イルクーツク駅に到着!

 「いやあ、あと2日くらいは乗っていられそうだなあ」

 私がそう言うと、妻にすかさず切り返された。

 「うちにいるよりも、ぐっすり寝ていたしね」

 確かに、自宅だと寝つくまでに時間がかかり、夜中に2、3度目が覚めることも珍しくないのだが、この狭苦しいはずの寝台車では、あっという間に寝入ってしまい、朝まで熟睡できるのだ。
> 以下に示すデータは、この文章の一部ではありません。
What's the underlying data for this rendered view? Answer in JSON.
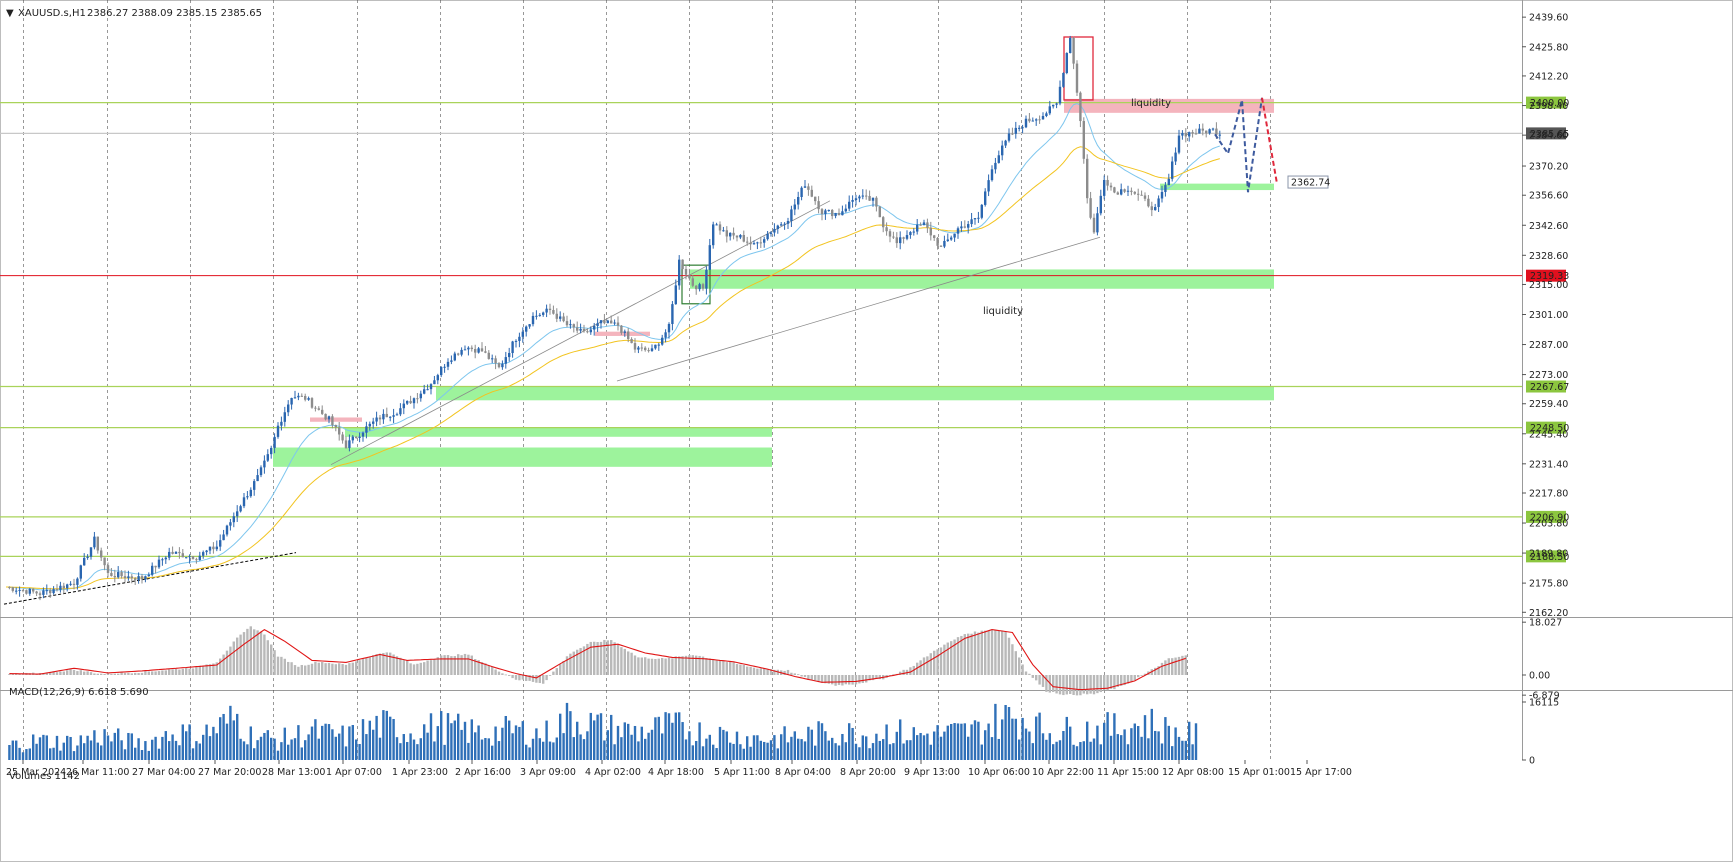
{
  "header": {
    "symbol": "XAUUSD.s,H1",
    "ohlc": "2386.27 2388.09 2385.15 2385.65"
  },
  "chart_data": {
    "type": "candlestick",
    "symbol": "XAUUSD.s",
    "timeframe": "H1",
    "price_axis_ticks": [
      "2439.60",
      "2425.80",
      "2412.20",
      "2398.40",
      "2384.60",
      "2370.20",
      "2356.60",
      "2342.60",
      "2328.60",
      "2315.00",
      "2301.00",
      "2287.00",
      "2273.00",
      "2259.40",
      "2245.40",
      "2231.40",
      "2217.80",
      "2203.80",
      "2189.80",
      "2175.80",
      "2162.20"
    ],
    "ylim": [
      2160,
      2442
    ],
    "time_labels": [
      "25 Mar 2024",
      "26 Mar 11:00",
      "27 Mar 04:00",
      "27 Mar 20:00",
      "28 Mar 13:00",
      "1 Apr 07:00",
      "1 Apr 23:00",
      "2 Apr 16:00",
      "3 Apr 09:00",
      "4 Apr 02:00",
      "4 Apr 18:00",
      "5 Apr 11:00",
      "8 Apr 04:00",
      "8 Apr 20:00",
      "9 Apr 13:00",
      "10 Apr 06:00",
      "10 Apr 22:00",
      "11 Apr 15:00",
      "12 Apr 08:00",
      "15 Apr 01:00",
      "15 Apr 17:00"
    ],
    "price_path": [
      [
        0,
        2174
      ],
      [
        10,
        2171
      ],
      [
        20,
        2176
      ],
      [
        26,
        2196
      ],
      [
        30,
        2180
      ],
      [
        40,
        2178
      ],
      [
        48,
        2190
      ],
      [
        56,
        2188
      ],
      [
        62,
        2193
      ],
      [
        68,
        2210
      ],
      [
        74,
        2225
      ],
      [
        78,
        2238
      ],
      [
        80,
        2249
      ],
      [
        84,
        2263
      ],
      [
        88,
        2262
      ],
      [
        95,
        2252
      ],
      [
        100,
        2240
      ],
      [
        105,
        2247
      ],
      [
        110,
        2253
      ],
      [
        115,
        2256
      ],
      [
        120,
        2262
      ],
      [
        125,
        2269
      ],
      [
        130,
        2280
      ],
      [
        135,
        2286
      ],
      [
        140,
        2284
      ],
      [
        145,
        2276
      ],
      [
        150,
        2290
      ],
      [
        155,
        2300
      ],
      [
        160,
        2303
      ],
      [
        165,
        2296
      ],
      [
        170,
        2292
      ],
      [
        175,
        2297
      ],
      [
        180,
        2296
      ],
      [
        185,
        2285
      ],
      [
        190,
        2284
      ],
      [
        195,
        2295
      ],
      [
        198,
        2326
      ],
      [
        202,
        2315
      ],
      [
        205,
        2313
      ],
      [
        208,
        2344
      ],
      [
        212,
        2338
      ],
      [
        216,
        2337
      ],
      [
        220,
        2333
      ],
      [
        225,
        2340
      ],
      [
        230,
        2346
      ],
      [
        235,
        2362
      ],
      [
        240,
        2349
      ],
      [
        245,
        2348
      ],
      [
        250,
        2356
      ],
      [
        255,
        2354
      ],
      [
        258,
        2343
      ],
      [
        262,
        2334
      ],
      [
        266,
        2340
      ],
      [
        270,
        2343
      ],
      [
        275,
        2332
      ],
      [
        280,
        2341
      ],
      [
        286,
        2346
      ],
      [
        290,
        2370
      ],
      [
        295,
        2384
      ],
      [
        300,
        2391
      ],
      [
        305,
        2394
      ],
      [
        309,
        2399
      ],
      [
        313,
        2431
      ],
      [
        316,
        2392
      ],
      [
        318,
        2355
      ],
      [
        320,
        2339
      ],
      [
        323,
        2365
      ],
      [
        326,
        2358
      ],
      [
        330,
        2360
      ],
      [
        334,
        2355
      ],
      [
        338,
        2350
      ],
      [
        342,
        2364
      ],
      [
        345,
        2385
      ],
      [
        350,
        2386
      ],
      [
        355,
        2387
      ],
      [
        357,
        2385.65
      ]
    ],
    "overlays": {
      "levels": [
        2400.0,
        2385.65,
        2319.33,
        2267.67,
        2248.5,
        2206.9,
        2188.5
      ],
      "level_labels": [
        "2400.00",
        "2385.65",
        "2319.33",
        "2267.67",
        "2248.50",
        "2206.90",
        "2188.50"
      ],
      "target_label": "2362.74",
      "zone_labels": [
        "liquidity",
        "liquidity"
      ]
    },
    "macd": {
      "label": "MACD(12,26,9) 6.618 5.690",
      "ticks": [
        "18.027",
        "0.00",
        "-6.879"
      ],
      "ylim": [
        -8,
        19.5
      ],
      "hist": [
        [
          0,
          0.2
        ],
        [
          10,
          0.6
        ],
        [
          20,
          1.8
        ],
        [
          28,
          0.4
        ],
        [
          40,
          1.0
        ],
        [
          50,
          2.0
        ],
        [
          56,
          2.6
        ],
        [
          62,
          4.5
        ],
        [
          68,
          12.5
        ],
        [
          72,
          16.5
        ],
        [
          76,
          14.0
        ],
        [
          80,
          6.5
        ],
        [
          86,
          3.0
        ],
        [
          92,
          4.5
        ],
        [
          100,
          3.5
        ],
        [
          106,
          6.0
        ],
        [
          112,
          8.0
        ],
        [
          120,
          3.5
        ],
        [
          128,
          6.5
        ],
        [
          136,
          7.0
        ],
        [
          144,
          2.0
        ],
        [
          150,
          -1.5
        ],
        [
          158,
          -2.8
        ],
        [
          166,
          7.5
        ],
        [
          172,
          11.0
        ],
        [
          178,
          12.0
        ],
        [
          186,
          6.0
        ],
        [
          194,
          5.5
        ],
        [
          202,
          7.0
        ],
        [
          210,
          5.0
        ],
        [
          220,
          2.5
        ],
        [
          230,
          1.5
        ],
        [
          236,
          -1.5
        ],
        [
          244,
          -3.5
        ],
        [
          250,
          -3.0
        ],
        [
          258,
          -1.2
        ],
        [
          266,
          2.5
        ],
        [
          274,
          9.0
        ],
        [
          282,
          14.0
        ],
        [
          290,
          15.5
        ],
        [
          294,
          15.0
        ],
        [
          300,
          1.5
        ],
        [
          306,
          -5.5
        ],
        [
          312,
          -6.8
        ],
        [
          320,
          -6.5
        ],
        [
          328,
          -4.0
        ],
        [
          336,
          1.0
        ],
        [
          342,
          5.5
        ],
        [
          347,
          6.6
        ]
      ],
      "signal": [
        [
          0,
          0.5
        ],
        [
          10,
          0.3
        ],
        [
          20,
          2.3
        ],
        [
          30,
          0.7
        ],
        [
          40,
          1.4
        ],
        [
          50,
          2.3
        ],
        [
          62,
          3.4
        ],
        [
          70,
          10.5
        ],
        [
          76,
          15.5
        ],
        [
          82,
          11.5
        ],
        [
          90,
          5.0
        ],
        [
          100,
          4.3
        ],
        [
          110,
          7.0
        ],
        [
          118,
          5.0
        ],
        [
          128,
          5.5
        ],
        [
          136,
          5.5
        ],
        [
          144,
          2.5
        ],
        [
          150,
          0.5
        ],
        [
          156,
          -1.0
        ],
        [
          164,
          4.5
        ],
        [
          172,
          9.5
        ],
        [
          180,
          10.5
        ],
        [
          188,
          7.5
        ],
        [
          196,
          6.0
        ],
        [
          206,
          5.5
        ],
        [
          214,
          4.5
        ],
        [
          224,
          2.0
        ],
        [
          232,
          -0.5
        ],
        [
          240,
          -2.5
        ],
        [
          250,
          -2.2
        ],
        [
          258,
          -0.8
        ],
        [
          266,
          1.0
        ],
        [
          274,
          6.5
        ],
        [
          282,
          12.5
        ],
        [
          290,
          15.5
        ],
        [
          296,
          14.5
        ],
        [
          302,
          3.5
        ],
        [
          308,
          -4.0
        ],
        [
          316,
          -5.0
        ],
        [
          324,
          -4.5
        ],
        [
          332,
          -2.0
        ],
        [
          340,
          3.0
        ],
        [
          347,
          5.69
        ]
      ]
    },
    "volumes": {
      "label": "Volumes 1142",
      "ticks": [
        "16115",
        "0"
      ],
      "ylim": [
        0,
        16500
      ],
      "profile": [
        [
          0,
          4000
        ],
        [
          10,
          5500
        ],
        [
          20,
          5000
        ],
        [
          28,
          7000
        ],
        [
          40,
          4500
        ],
        [
          50,
          8000
        ],
        [
          56,
          6500
        ],
        [
          62,
          9000
        ],
        [
          68,
          12000
        ],
        [
          72,
          7000
        ],
        [
          80,
          5500
        ],
        [
          90,
          8000
        ],
        [
          100,
          6500
        ],
        [
          110,
          10000
        ],
        [
          118,
          8000
        ],
        [
          128,
          9500
        ],
        [
          140,
          7500
        ],
        [
          150,
          8500
        ],
        [
          158,
          7000
        ],
        [
          166,
          12000
        ],
        [
          176,
          9000
        ],
        [
          186,
          8000
        ],
        [
          196,
          9500
        ],
        [
          206,
          7500
        ],
        [
          216,
          6500
        ],
        [
          226,
          6000
        ],
        [
          236,
          7000
        ],
        [
          244,
          8000
        ],
        [
          254,
          7000
        ],
        [
          260,
          8500
        ],
        [
          266,
          7000
        ],
        [
          276,
          7500
        ],
        [
          286,
          8500
        ],
        [
          292,
          11500
        ],
        [
          298,
          12500
        ],
        [
          306,
          8000
        ],
        [
          316,
          8500
        ],
        [
          326,
          9000
        ],
        [
          336,
          10500
        ],
        [
          344,
          7500
        ],
        [
          350,
          7000
        ]
      ]
    }
  },
  "colors": {
    "up": "#2a66b0",
    "down": "#8c8c8c",
    "ema_fast": "#7ec6ee",
    "ema_slow": "#f2c420",
    "level_line": "#a9d35a",
    "resistance_zone": "#f4b4bd",
    "support_zone": "#9df39c",
    "red_line": "#e0101e",
    "macd_signal": "#e01515",
    "macd_hist": "#b9b9b9",
    "volume": "#2f70b8",
    "forecast_blue": "#3d5a9e",
    "forecast_red": "#e0283c"
  }
}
やっぱり旅が体質に合うのかもしれない。

 ホームでもたもたしていたら、タバコを吸いに降りてきた「兄貴」と「若者」に出くわしたので、最後に記念写真を撮って本当のお別れとなった。

 「せめて名前を聞いておけばよかった」と思ったときには、もう私たちは駅の外に出てしまっていた。

実に堂々とした駅舎のイルクーツク駅

イルクーツク駅から中心部へは路面電車が走っている。堂々とした駅舎の正面は、狭苦しくてごみごみした空間が広がっていた

 ホテルは駅から4キロほど。再開発が行われた地区にある、おしゃれでこぢんまりとした「ブティックホテル・マルシャ」の、ゆったりとして心地よい固さのベッドに横になったとたん、「やっぱり、寝台車よりこっちのほうがいい」と思わず口に出た、節操のない私である。

 イルクーツクには2泊。翌日は、公共交通機関を利用してバイカル湖往復にチャレンジである。